À Beauvais (Oise), la mayonnaise n’a jamais vraiment pris. Jusqu’à ce début d’année 2025, avec le renouveau du comité local. À son origine Julie Desticourt, engagée auparavant au sein d’un autre comité. Tout comme Loane Heurtebise, 26 ans, qui faisait partie du comité de Roanne, dans la Loire, avant d’emménager à Beauvais. «Je ne connaissais personne en arrivant ici, c’était l’occasion de me faire un petit réseau, explique cette dernière. Et surtout, j’ai moi-même été victime de violence dans une ancienne relation et durant mon enfance. Je voulais m’engager pour une cause qui me touche. Mon entourage l’est aussi, mes sœurs ont déjà toutes vécu une violence sexiste, que ce soit une main déplacée, un sifflement dans la rue…»
Anaïs Delafraye, 21 ans, s’engage pour la première fois dans un collectif féministe. Assistante sociale à Beauvais, elle est chaque jour confrontée à cela. «Je rencontre beaucoup de femmes victimes de violence, confie-t-elle. Ce genre de collectif, ça permet de libérer la parole, d’encourager les femmes à exprimer ce qu’elles ont vécu.»

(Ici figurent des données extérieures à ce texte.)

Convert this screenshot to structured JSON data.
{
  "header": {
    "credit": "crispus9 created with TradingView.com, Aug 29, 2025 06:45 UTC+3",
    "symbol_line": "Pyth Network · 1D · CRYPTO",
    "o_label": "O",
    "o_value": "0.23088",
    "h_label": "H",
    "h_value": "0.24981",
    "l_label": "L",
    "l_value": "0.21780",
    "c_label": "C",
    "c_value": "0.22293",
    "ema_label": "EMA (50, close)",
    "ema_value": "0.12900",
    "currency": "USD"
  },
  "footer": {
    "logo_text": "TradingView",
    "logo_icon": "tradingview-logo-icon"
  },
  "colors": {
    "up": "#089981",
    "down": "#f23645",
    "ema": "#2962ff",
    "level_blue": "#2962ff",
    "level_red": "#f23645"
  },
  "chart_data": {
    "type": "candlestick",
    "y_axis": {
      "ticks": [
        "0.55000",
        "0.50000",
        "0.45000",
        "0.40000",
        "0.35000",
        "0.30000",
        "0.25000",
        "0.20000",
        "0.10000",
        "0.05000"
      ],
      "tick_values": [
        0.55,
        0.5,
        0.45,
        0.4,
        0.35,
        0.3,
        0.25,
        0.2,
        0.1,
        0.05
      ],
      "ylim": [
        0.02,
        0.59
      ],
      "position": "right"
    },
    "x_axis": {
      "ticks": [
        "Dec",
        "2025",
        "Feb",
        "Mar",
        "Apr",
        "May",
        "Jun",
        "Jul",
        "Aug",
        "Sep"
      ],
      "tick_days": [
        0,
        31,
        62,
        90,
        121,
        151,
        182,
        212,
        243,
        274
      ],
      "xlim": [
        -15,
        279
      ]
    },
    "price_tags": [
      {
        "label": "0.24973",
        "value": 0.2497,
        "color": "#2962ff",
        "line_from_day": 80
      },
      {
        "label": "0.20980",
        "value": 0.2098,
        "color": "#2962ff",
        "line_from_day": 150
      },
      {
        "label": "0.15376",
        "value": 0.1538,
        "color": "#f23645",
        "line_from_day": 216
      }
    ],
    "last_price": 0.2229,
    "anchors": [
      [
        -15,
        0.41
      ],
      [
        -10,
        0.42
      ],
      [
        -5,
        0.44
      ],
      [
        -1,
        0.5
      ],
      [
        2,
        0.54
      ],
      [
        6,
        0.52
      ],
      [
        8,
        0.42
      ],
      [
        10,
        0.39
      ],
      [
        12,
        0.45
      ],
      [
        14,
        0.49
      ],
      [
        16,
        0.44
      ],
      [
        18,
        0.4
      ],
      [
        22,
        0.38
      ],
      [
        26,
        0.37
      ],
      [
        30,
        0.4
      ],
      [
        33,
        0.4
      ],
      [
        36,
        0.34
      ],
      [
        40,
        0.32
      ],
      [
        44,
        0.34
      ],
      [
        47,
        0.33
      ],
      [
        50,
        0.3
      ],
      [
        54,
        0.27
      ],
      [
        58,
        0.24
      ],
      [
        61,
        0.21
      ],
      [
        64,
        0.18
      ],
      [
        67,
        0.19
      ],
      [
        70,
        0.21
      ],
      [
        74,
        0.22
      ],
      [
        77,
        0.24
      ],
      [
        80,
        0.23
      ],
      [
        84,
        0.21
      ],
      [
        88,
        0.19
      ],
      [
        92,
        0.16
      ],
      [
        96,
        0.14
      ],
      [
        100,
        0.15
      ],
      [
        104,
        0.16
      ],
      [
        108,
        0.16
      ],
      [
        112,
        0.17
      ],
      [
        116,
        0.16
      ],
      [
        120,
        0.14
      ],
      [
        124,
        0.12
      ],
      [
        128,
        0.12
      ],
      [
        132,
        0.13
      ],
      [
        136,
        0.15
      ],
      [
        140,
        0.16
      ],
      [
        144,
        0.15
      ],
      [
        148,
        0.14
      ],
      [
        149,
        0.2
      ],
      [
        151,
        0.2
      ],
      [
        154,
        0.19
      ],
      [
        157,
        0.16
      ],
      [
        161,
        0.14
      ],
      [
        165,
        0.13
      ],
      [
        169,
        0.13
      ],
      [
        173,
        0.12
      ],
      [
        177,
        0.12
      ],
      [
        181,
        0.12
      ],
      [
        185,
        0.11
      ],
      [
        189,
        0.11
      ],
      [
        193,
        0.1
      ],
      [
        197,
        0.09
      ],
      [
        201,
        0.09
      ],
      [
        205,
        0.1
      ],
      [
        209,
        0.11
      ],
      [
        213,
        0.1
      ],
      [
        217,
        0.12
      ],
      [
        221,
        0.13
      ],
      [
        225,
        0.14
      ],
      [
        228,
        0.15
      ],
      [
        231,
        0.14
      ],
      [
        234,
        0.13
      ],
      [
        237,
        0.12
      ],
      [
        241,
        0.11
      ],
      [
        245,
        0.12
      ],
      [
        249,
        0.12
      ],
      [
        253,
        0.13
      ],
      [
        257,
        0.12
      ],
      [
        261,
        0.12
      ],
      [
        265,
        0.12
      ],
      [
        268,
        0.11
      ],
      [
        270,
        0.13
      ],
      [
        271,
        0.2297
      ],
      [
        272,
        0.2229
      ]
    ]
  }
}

Pas de statistiques à Beauvais sur les violences faites aux femmes
De l’avis de toutes, il y avait une véritable demande dans la ville-préfecture de l’Oise pour la création d’un tel comité. «Il n’y a pas de chiffres à Beauvais, aucune enquête n’a été menée, on sait juste qu’il y a beaucoup de victimes de violences, se désole Loane. Il faudrait que des chiffres sortent pour que les choses bougent.» Aujourd’hui, elles sont une vingtaine à adhérer au comité. Elles sont âgées de 18 à 62 ans, habitants dans le Beauvaisis ou un peu plus loin. «Nos compagnons nous aident aussi, les hommes sont évidemment les bienvenus aussi», précise Loane.
Depuis la création de Nous toutes Beauvais, les adhérentes ont participé à plusieurs événements locaux pour se faire connaître, notamment la Color run et les Foulées de la rue où elles ont distribué des dossards portant des slogans féministes. «C’est là où on s’est fait le plus connaître», sourit Loane. En parallèle, les militantes donnent de leur temps pour proposer des interventions à des jeunes. «Demain (mardi 25 novembre) nous serons au lycée des Jacobins pour un jeu de “normal/pas normal” avec des mises en situation autour des relations», explique Loane.

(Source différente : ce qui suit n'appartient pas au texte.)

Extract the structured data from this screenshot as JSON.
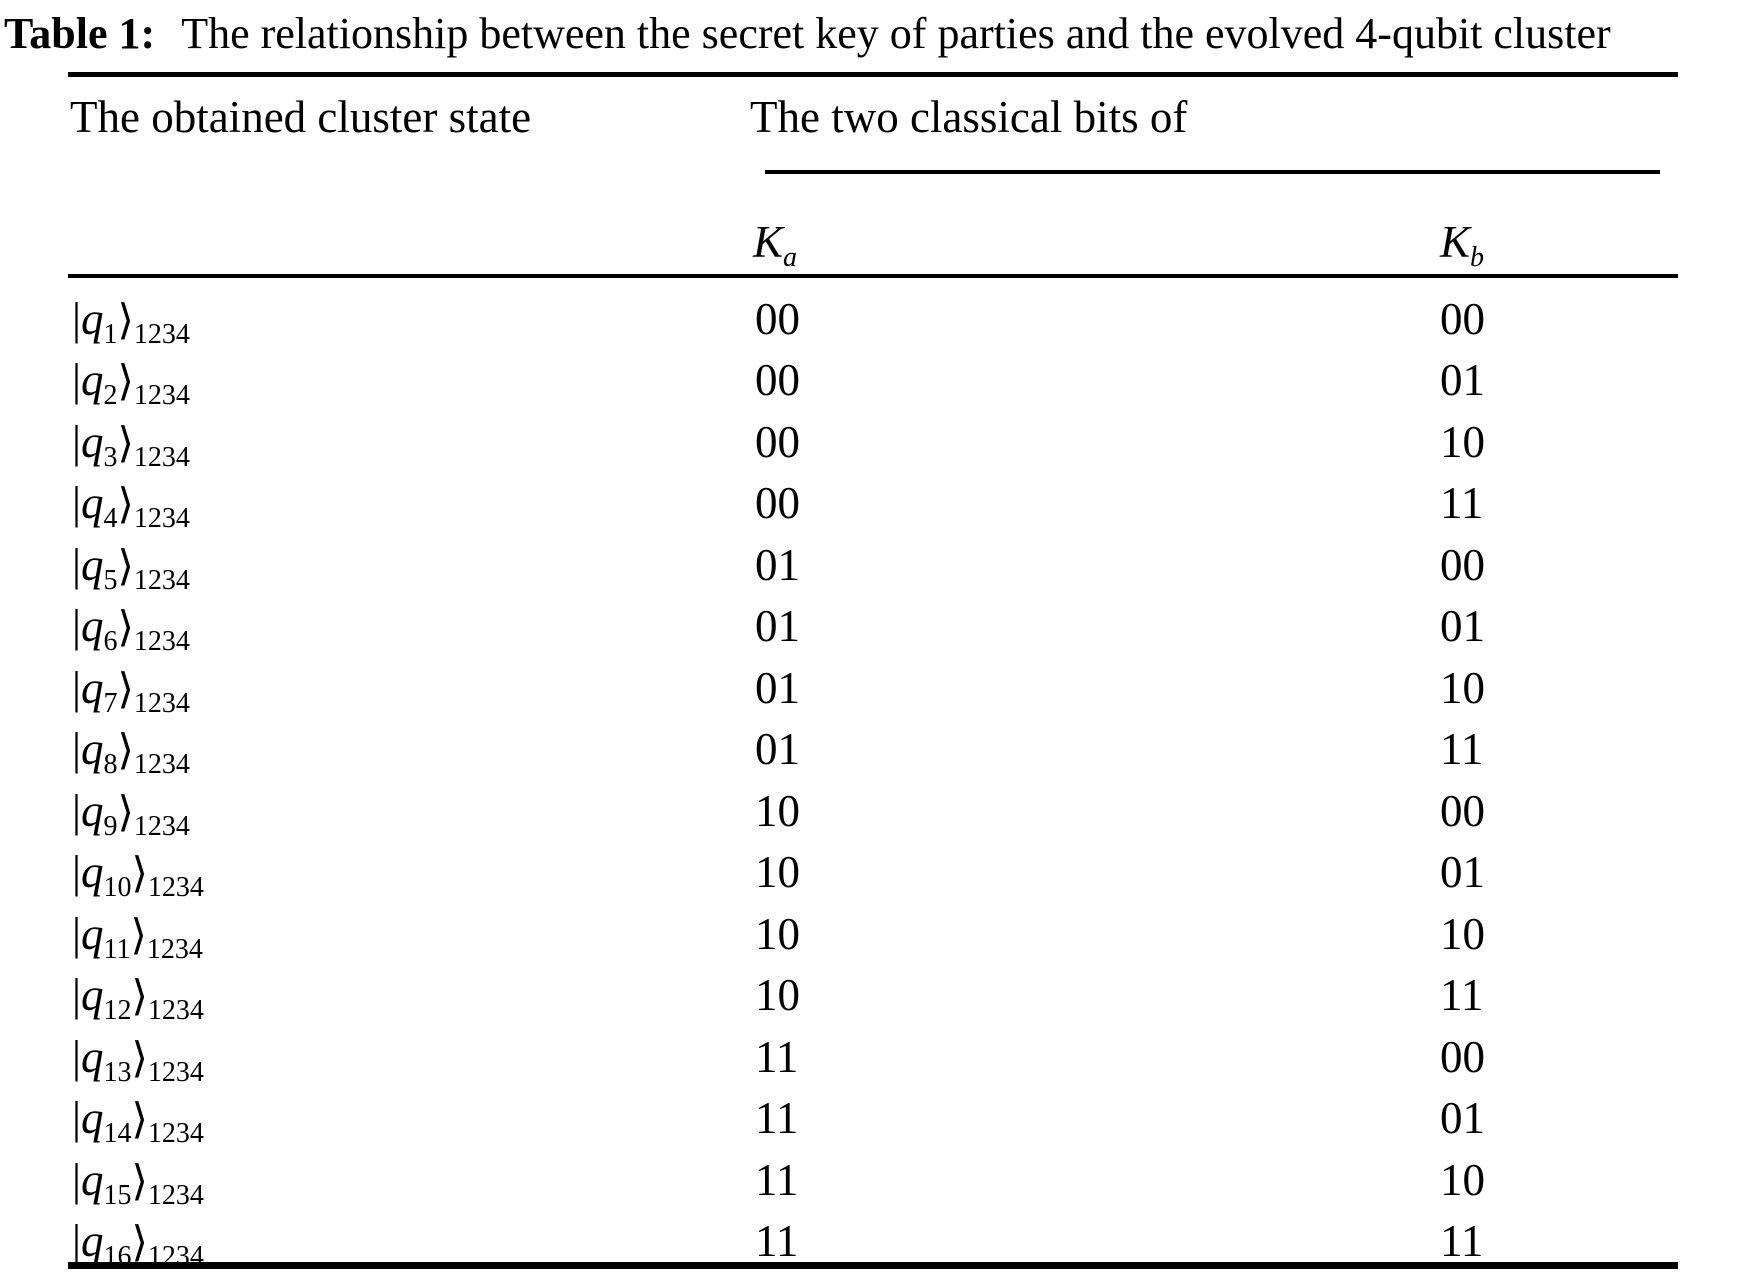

Une marche qui se termine sur le parvis du palais de justice
Mais la grosse manifestation du collectif aura lieu ce samedi 29 novembre. Les militantes isariennes organiseront leur toute première marche contre les violences sexistes, sexuelles et de genre. Dès 10 heures, un atelier de création de pancartes aura lieu au magasin des producteurs locaux situé rue Louvet.

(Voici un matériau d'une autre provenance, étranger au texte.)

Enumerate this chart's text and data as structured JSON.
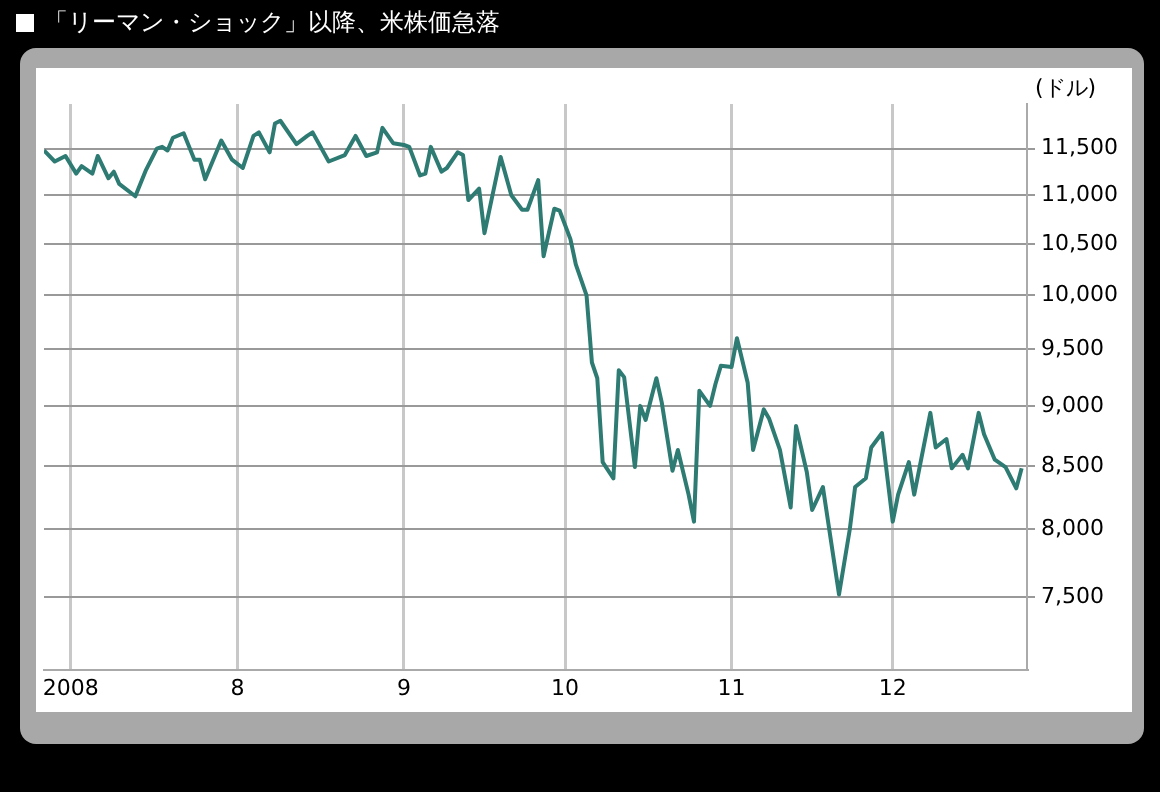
{
  "chart_data": {
    "type": "line",
    "title": "「リーマン・ショック」以降、米株価急落",
    "ylabel": "(ドル)",
    "x": [
      "2008-06-26",
      "2008-06-28",
      "2008-06-30",
      "2008-07-02",
      "2008-07-03",
      "2008-07-05",
      "2008-07-06",
      "2008-07-08",
      "2008-07-09",
      "2008-07-10",
      "2008-07-13",
      "2008-07-15",
      "2008-07-17",
      "2008-07-18",
      "2008-07-19",
      "2008-07-20",
      "2008-07-22",
      "2008-07-24",
      "2008-07-25",
      "2008-07-26",
      "2008-07-29",
      "2008-07-31",
      "2008-08-02",
      "2008-08-04",
      "2008-08-05",
      "2008-08-07",
      "2008-08-08",
      "2008-08-09",
      "2008-08-12",
      "2008-08-14",
      "2008-08-15",
      "2008-08-18",
      "2008-08-21",
      "2008-08-23",
      "2008-08-25",
      "2008-08-27",
      "2008-08-28",
      "2008-08-30",
      "2008-09-01",
      "2008-09-02",
      "2008-09-04",
      "2008-09-05",
      "2008-09-06",
      "2008-09-08",
      "2008-09-09",
      "2008-09-11",
      "2008-09-12",
      "2008-09-13",
      "2008-09-15",
      "2008-09-16",
      "2008-09-19",
      "2008-09-21",
      "2008-09-23",
      "2008-09-24",
      "2008-09-26",
      "2008-09-27",
      "2008-09-29",
      "2008-09-30",
      "2008-10-02",
      "2008-10-03",
      "2008-10-05",
      "2008-10-06",
      "2008-10-07",
      "2008-10-08",
      "2008-10-10",
      "2008-10-11",
      "2008-10-12",
      "2008-10-14",
      "2008-10-15",
      "2008-10-16",
      "2008-10-18",
      "2008-10-19",
      "2008-10-21",
      "2008-10-22",
      "2008-10-24",
      "2008-10-25",
      "2008-10-26",
      "2008-10-28",
      "2008-10-29",
      "2008-10-30",
      "2008-11-01",
      "2008-11-02",
      "2008-11-04",
      "2008-11-05",
      "2008-11-07",
      "2008-11-08",
      "2008-11-10",
      "2008-11-12",
      "2008-11-13",
      "2008-11-15",
      "2008-11-16",
      "2008-11-18",
      "2008-11-21",
      "2008-11-23",
      "2008-11-24",
      "2008-11-26",
      "2008-11-27",
      "2008-11-29",
      "2008-12-01",
      "2008-12-02",
      "2008-12-04",
      "2008-12-05",
      "2008-12-08",
      "2008-12-09",
      "2008-12-11",
      "2008-12-12",
      "2008-12-14",
      "2008-12-15",
      "2008-12-17",
      "2008-12-18",
      "2008-12-20",
      "2008-12-22",
      "2008-12-24",
      "2008-12-25"
    ],
    "series": [
      {
        "color": "#2e7b73",
        "values": [
          11480,
          11360,
          11420,
          11230,
          11310,
          11230,
          11420,
          11180,
          11250,
          11120,
          10990,
          11270,
          11500,
          11520,
          11480,
          11620,
          11670,
          11380,
          11380,
          11170,
          11590,
          11380,
          11290,
          11640,
          11680,
          11460,
          11780,
          11810,
          11550,
          11640,
          11680,
          11360,
          11430,
          11640,
          11420,
          11460,
          11730,
          11560,
          11540,
          11520,
          11210,
          11230,
          11520,
          11250,
          11290,
          11460,
          11430,
          10950,
          11070,
          10610,
          11410,
          11000,
          10850,
          10850,
          11160,
          10380,
          10860,
          10840,
          10550,
          10300,
          10000,
          9380,
          9240,
          8530,
          8400,
          9310,
          9250,
          8490,
          9000,
          8880,
          9240,
          9030,
          8460,
          8630,
          8270,
          8060,
          9130,
          9000,
          9190,
          9350,
          9340,
          9600,
          9200,
          8630,
          8970,
          8890,
          8630,
          8170,
          8830,
          8450,
          8150,
          8330,
          7520,
          8000,
          8330,
          8400,
          8650,
          8770,
          8060,
          8270,
          8530,
          8270,
          8940,
          8650,
          8720,
          8480,
          8590,
          8480,
          8940,
          8760,
          8550,
          8490,
          8320,
          8480
        ]
      }
    ],
    "xlim": [
      "2008-06-26",
      "2008-12-26"
    ],
    "xticks": [
      {
        "value": "2008-07-01",
        "label": "2008"
      },
      {
        "value": "2008-08-01",
        "label": "8"
      },
      {
        "value": "2008-09-01",
        "label": "9"
      },
      {
        "value": "2008-10-01",
        "label": "10"
      },
      {
        "value": "2008-11-01",
        "label": "11"
      },
      {
        "value": "2008-12-01",
        "label": "12"
      }
    ],
    "ylim": [
      7000,
      12000
    ],
    "yticks": [
      {
        "value": 7500,
        "label": "7,500"
      },
      {
        "value": 8000,
        "label": "8,000"
      },
      {
        "value": 8500,
        "label": "8,500"
      },
      {
        "value": 9000,
        "label": "9,000"
      },
      {
        "value": 9500,
        "label": "9,500"
      },
      {
        "value": 10000,
        "label": "10,000"
      },
      {
        "value": 10500,
        "label": "10,500"
      },
      {
        "value": 11000,
        "label": "11,000"
      },
      {
        "value": 11500,
        "label": "11,500"
      }
    ],
    "log": "y",
    "grid": true,
    "marker": "none",
    "line_style": "solid",
    "legend": false
  }
}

Le rassemblement débutera à 14 heures sur la place Jeanne-Hachette. Après les premiers discours, l’Union féministe de l’Oise proposera un débat mouvant. La marche partira à 14h30. Un premier arrêt sera effectué devant le centre commercial du Jeu de paume, avec une lecture de témoignages. Avenue de la République, ce sera une action poing levé sur «Je t’accuse» de Suzanne.
Enfin, la marche se terminera devant le palais de justice. Là, les participants seront invités à déposer des pancartes sur le parvis. Sur chacune d’entre elles sera inscrit le prénom d’une femme tuée dans l’année. Au 23 novembre, 152 féminicides ont été enregistrés. Autant de pancartes seront plantées. Une action symbolique lorsque l’on sait le nombre de violences conjugales qui sont jugées au tribunal de Beauvais chaque semaine.
Cette première manifestation en appellera sûrement une autre l’an prochain. Avant cela, le collectif aimerait organiser un événement pour le 8 mars, pour la journée internationale des droits des femmes. Et continuer tout au long de l’année les sensibilisations auprès des jeunes, et des moins jeunes.